Bryan? Ada apa?” tanyaku sambil membetulkan letak jaket yang agak kebesaran. Dugaan ku benar, bukan dia yang datang. Seseorang yang tiba-tiba kuharapkan untuk mengisi malam ku yang suntuk tidak benar-benar datang.
“Inner beauty mu keluar juga, nona.” Puji Bryan membuatku sedikit melejit.

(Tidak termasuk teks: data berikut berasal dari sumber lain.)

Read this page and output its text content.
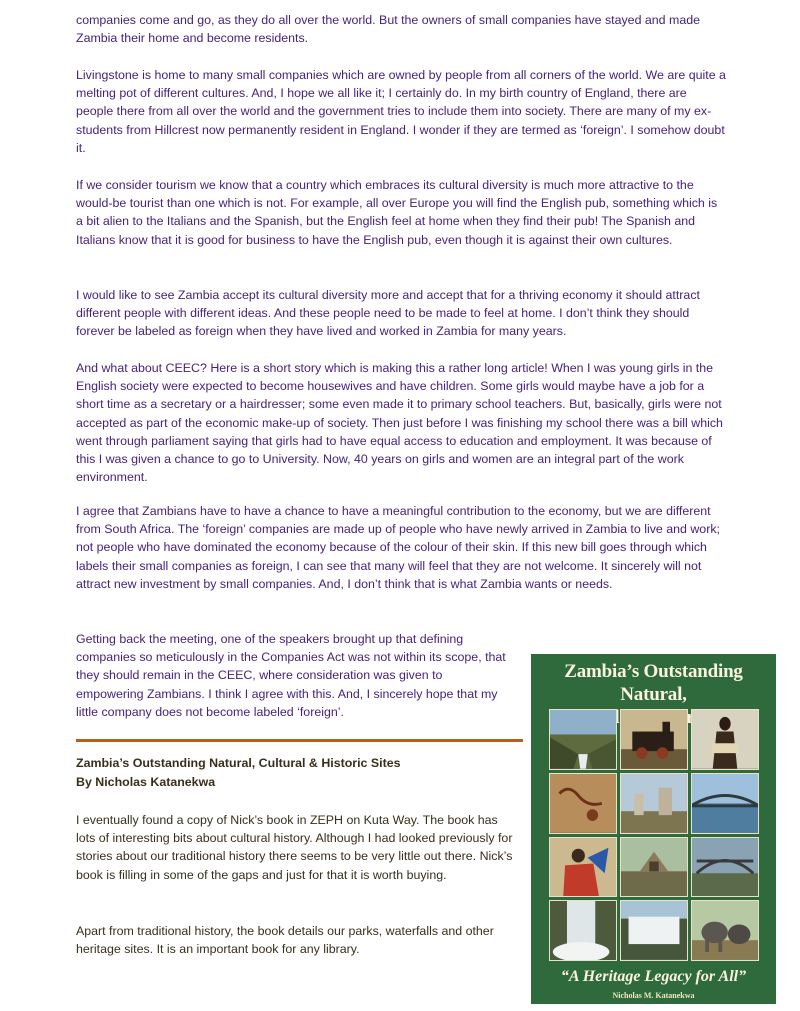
companies come and go, as they do all over the world. But the owners of small companies have stayed and made Zambia their home and become residents.

Livingstone is home to many small companies which are owned by people from all corners of the world. We are quite a melting pot of different cultures. And, I hope we all like it; I certainly do. In my birth country of England, there are people there from all over the world and the government tries to include them into society. There are many of my ex-students from Hillcrest now permanently resident in England. I wonder if they are termed as ‘foreign’. I somehow doubt it.

If we consider tourism we know that a country which embraces its cultural diversity is much more attractive to the would-be tourist than one which is not. For example, all over Europe you will find the English pub, something which is a bit alien to the Italians and the Spanish, but the English feel at home when they find their pub! The Spanish and Italians know that it is good for business to have the English pub, even though it is against their own cultures.

I would like to see Zambia accept its cultural diversity more and accept that for a thriving economy it should attract different people with different ideas. And these people need to be made to feel at home. I don’t think they should forever be labeled as foreign when they have lived and worked in Zambia for many years.

And what about CEEC? Here is a short story which is making this a rather long article! When I was young girls in the English society were expected to become housewives and have children. Some girls would maybe have a job for a short time as a secretary or a hairdresser; some even made it to primary school teachers. But, basically, girls were not accepted as part of the economic make-up of society. Then just before I was finishing my school there was a bill which went through parliament saying that girls had to have equal access to education and employment. It was because of this I was given a chance to go to University. Now, 40 years on girls and women are an integral part of the work environment.

I agree that Zambians have to have a chance to have a meaningful contribution to the economy, but we are different from South Africa. The ‘foreign’ companies are made up of people who have newly arrived in Zambia to live and work; not people who have dominated the economy because of the colour of their skin. If this new bill goes through which labels their small companies as foreign, I can see that many will feel that they are not welcome. It sincerely will not attract new investment by small companies. And, I don’t think that is what Zambia wants or needs.

Getting back the meeting, one of the speakers brought up that defining companies so meticulously in the Companies Act was not within its scope, that they should remain in the CEEC, where consideration was given to empowering Zambians. I think I agree with this. And, I sincerely hope that my little company does not become labeled ‘foreign’.

Zambia’s Outstanding Natural, Cultural & Historic Sites
By Nicholas Katanekwa

I eventually found a copy of Nick’s book in ZEPH on Kuta Way. The book has lots of interesting bits about cultural history. Although I had looked previously for stories about our traditional history there seems to be very little out there. Nick’s book is filling in some of the gaps and just for that it is worth buying.

Apart from traditional history, the book details our parks, waterfalls and other heritage sites. It is an important book for any library.

Zambia’s Outstanding Natural,

“A Heritage Legacy for All”

Nicholas M. Katanekwa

Hahaha, dasar gombal!
“Temani aku keluar sebentar, ya?” mohonnya tiba-tiba.
“Tenang, aku sudah minta izin pada tante Jodi, kok.” Sambungnya, buru-buru.
Baiklah, mungkin ini adalah kesempatan ku menjauh dari kepenatan. Aku mengangguk dan mengambil sebuah tas mini berwarna hijau.

   “Ke mana kita pergi?” tanyaku ketika mobil yang dikendarai Bryan memutar roda dengan santai.
“Go to the boutique.” Jawabnya pendek.
Butik? Untuk apa ke sana? Aku sedang tidak mood untuk belanja. Bisa-bisa rambutku keriting gara-gara melihat baju bertebaran. Bukannya hilang dari suntuk malah menjadi depresi. Setelah sampai, aku sempat enggan untuk masuk hingga Bryan menarikku.
“Ayolah, Chisel yang cantik, manis, cute, baik hati, suka menabung, rajin menolong, pintar, hormat orang tua.” Bujuk Bryan, lagi-lagi dengan konyol hingga aku terpingkal-pingkal membuat beberapa pengunjung melirik ke arah kami. Mungkin jika aku dan Bryan pacaran, setiap hari aku akan menjadi gadis tawa yang sangat aneh. Huh!
“Sebentar lagi, festival dimulai. Aku ingin kamu tampil beda, maksudku mengajak mu ke sini untuk fitting baju.” Jelas Bryan hingga membuatku tersentak sedemikian rupa.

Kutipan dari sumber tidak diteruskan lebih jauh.